Namazla alâkalı edeblerden biri de selâm verdikden sonra hemen yerimizden kalkmayıp, sanki namazdaymışız gibi, istiğfâr, tesbîhât ve duâ ile meşgûl olmakdır. Kılınan her namazdan sonra istiğfâr etmenin lüzûmunu ve bu istiğfârın hikmetlerini "Namaz Sonunda Okunan İstiğfârın Hikmetleri" başlıklı yazımızda beyân etmeye çalışmıştık. O yazıda zikrettiğimiz hikmetler bir yönleriyle tesbîhât, duâ ve farzlardan sonra kılınan sünnetler için de geçerlidir. Bu hikmetleri şu teşbîhlerle daha iyi anlatabiliriz :
Sevdiğimiz, saydığımız birine bir hediye verdiğimiz vakit, hediyemiz ne kadar kıymetli olursa olsun, boynumuzu bükerek "Bu size lâyık değil ama lutfen kusûruma bakmayınız" diyerek veririz değil mi? Namazlardan sonra yapılan istiğfâr ve tesbîhât da tıpkı buna benzer. Yani "Yâ Rabbi, bu ibâdeti sana lâyık yapamadım, ne olur kusûrumu affet" demekdir.

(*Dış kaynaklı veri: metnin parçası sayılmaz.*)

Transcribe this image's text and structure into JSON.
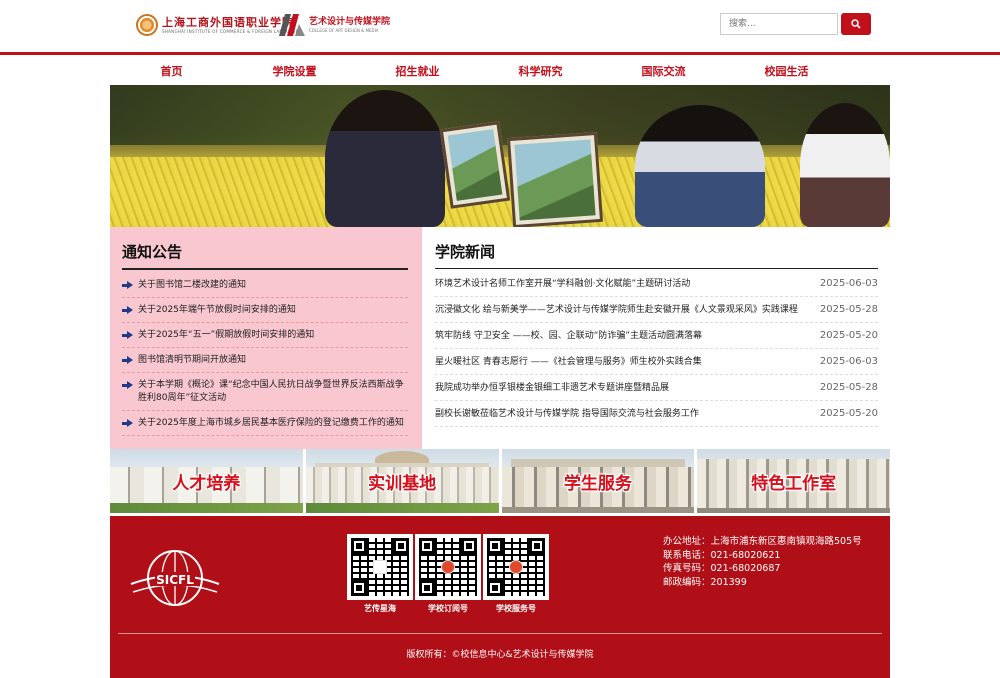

Büyüklerden biri bizi evine veya iş yerine davet etse, görüşmemiz bittiğinde o zâtın odasından ya da makâmından kaçar gibi ayrılmayız değil mi? "Efendim, sohbetinizle şerefyâb oldum, kıymetli vaktinizi aldım, başınızı ağrıttım, lutfen kusûruma bakmayınız" gibi nâzikâne sözler söyler, o zâtı medh ü senâ eder, sonra kendisinden müsâade ister ve öyle ayrılırız. İşte selam verip namazı bitirdikden sonra, hemen yerimizden kalkmayıp önce istiğfâr, sonra tesbîhât ve duâ ile meşgûl olmak da buna benzer.
Farz namazlardan sonra kılınan bütün sünnetler de aynı ma'nâya gelir.